Saturday, July 22, 2023

Dream hunters of Corsica



The "dream hunters” of Corsica - the mazzeri - who are often women, go hunting at night. They hunt with knives and vine-root clubs called mazza and tear their prey apart with their teeth. They attack any animals that are around, but boars are their favorite. At the moment they kill an animal, they get a flash glimpse of a human being they can identify, and know by this that the human will die within a year. If the animal is only wounded, the human connected with it will get sick or have an accident but will recover. One mazzera, taking a trout from a stream, recognized her aunt and hastily returned the fish to the water; her aunt sickened but recovered.

The mazzeri do these things in dreaming, and the things they do are real. They may go out in the night, or they may leave their bodies during an afternoon siesta. They have a flair for bilocation, what the French call the dédoublement de la personnalité. You meet a mazzeru on a hillside, among the sheep, at an hour when his family swears he was asleep in bed.

The hunt takes place in a parallel world. In Corsican belief, the spirit of the dream hunter meets the spirit of his victim, a human who has assumed animal form. When he kills the animal, he severs the spirit from the victim's body. The human body of the victim may carry on for a time, but it is going to sicken and die.

The dream hunters themselves may take animal form - appropriately, the form of hunting dogs. The dream hunters don't seem to be regarded as evil or malicious; what they do is just a part of Corsican life, like the violence of a stream in flood.
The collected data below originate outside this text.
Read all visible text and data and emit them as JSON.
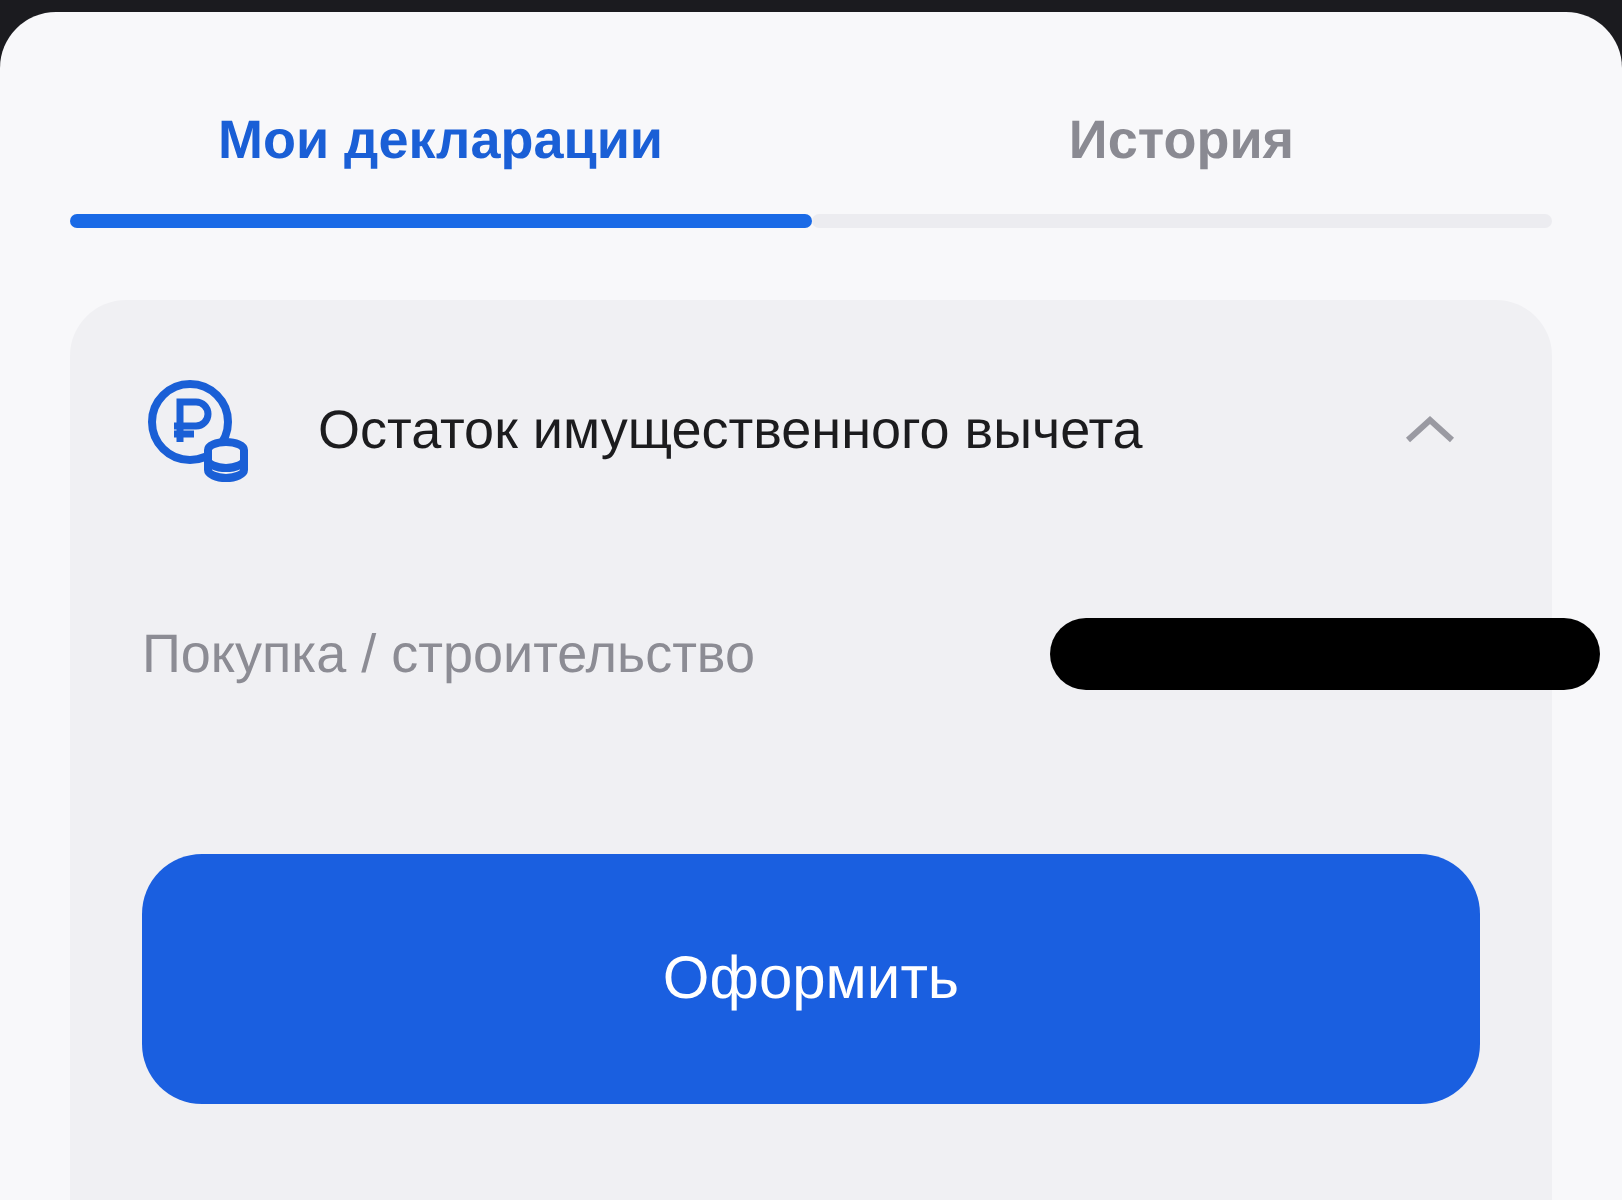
{
  "tabs": [
    {
      "label": "Мои декларации",
      "selected": true
    },
    {
      "label": "История",
      "selected": false
    }
  ],
  "card": {
    "title": "Остаток имущественного вычета",
    "expanded": true,
    "rows": [
      {
        "label": "Покупка / строительство",
        "redacted": true
      }
    ],
    "button": "Оформить"
  }
}
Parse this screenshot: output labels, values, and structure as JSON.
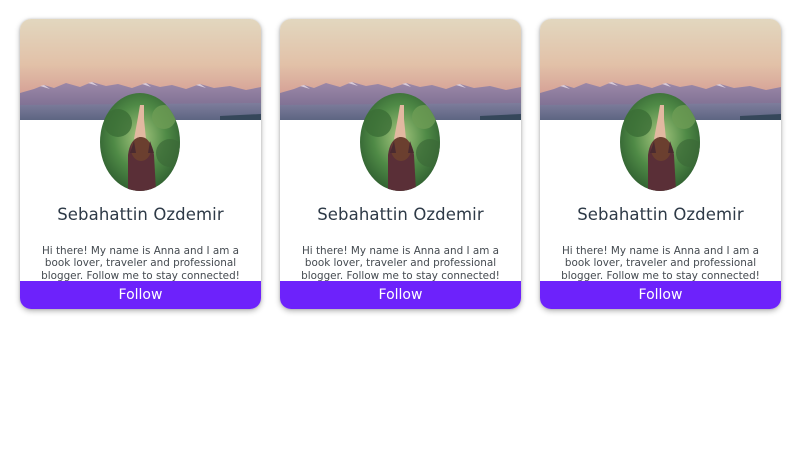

This is all part of the night life depicted in a book by Dorothy Carrington titled The Dream-Hunters of Corsica. I can’t personally vouch for its content, and I’m not planning to check out these club-bearing night hunters any time soon. If I do, I'll take something larger than a dog with me. In a recent Italian documentary, the mazzeri are called facitori da morte ('death makers") and a type of European shaman.

Napoleon (and 43 of his generals) came from Corsica. I wonder whether he had something of these gifts. I have seen a legend that he was able to view a field of battle from the other side of a hill, penetrating the fog of war through inner sight.

The author of Dream Hunters of Corsica is herself a fine subject for a book. Oxford-educated, the daughter of a general who was a friend of Cecil Rhodes and a mother who had access to the leading literary salons, Frederica Dorothy Carrington (1910-2002) moved to Corsica with her third husband, the Surrealist painter Sir Francis Rose, after hearing tales of the island from a Corsican waiter. "My life really ended and started when I set foot in Corsica," she told me. "My former role-playing ended, and my vocation began."

4 comments:

Unknown said...

I spent a total of one day in Corsica years ago. I was struck by how golden the light was there. I bought a 2 piece silk outfit consisting of a tunic and loose pants in .....bright orange. It was gorgeous to wear while I was there, but somehow I looked more like a clown when I wore it elsewhere. I kept it for years hoping the right occasion would come and I could wear it. It never came and I threw it out, resigned to the idea that I was in a different time and space in magical Corsica.

Robert Moss said...

Susan - lovely to have these sunny orange memories of Corsica to offset the rather dark and sinister tradition of those "dream hunters".

Unknown said...

Soooo...if you can't personally vouch for its content, who wrote the review?

Robert Moss said...

Sandy - Perhaps you misunderstood me. I wrote the review (of course). I am saying that I can't vouch for the book's description of the practices of the mazzeri, not having investigated these things first-hand.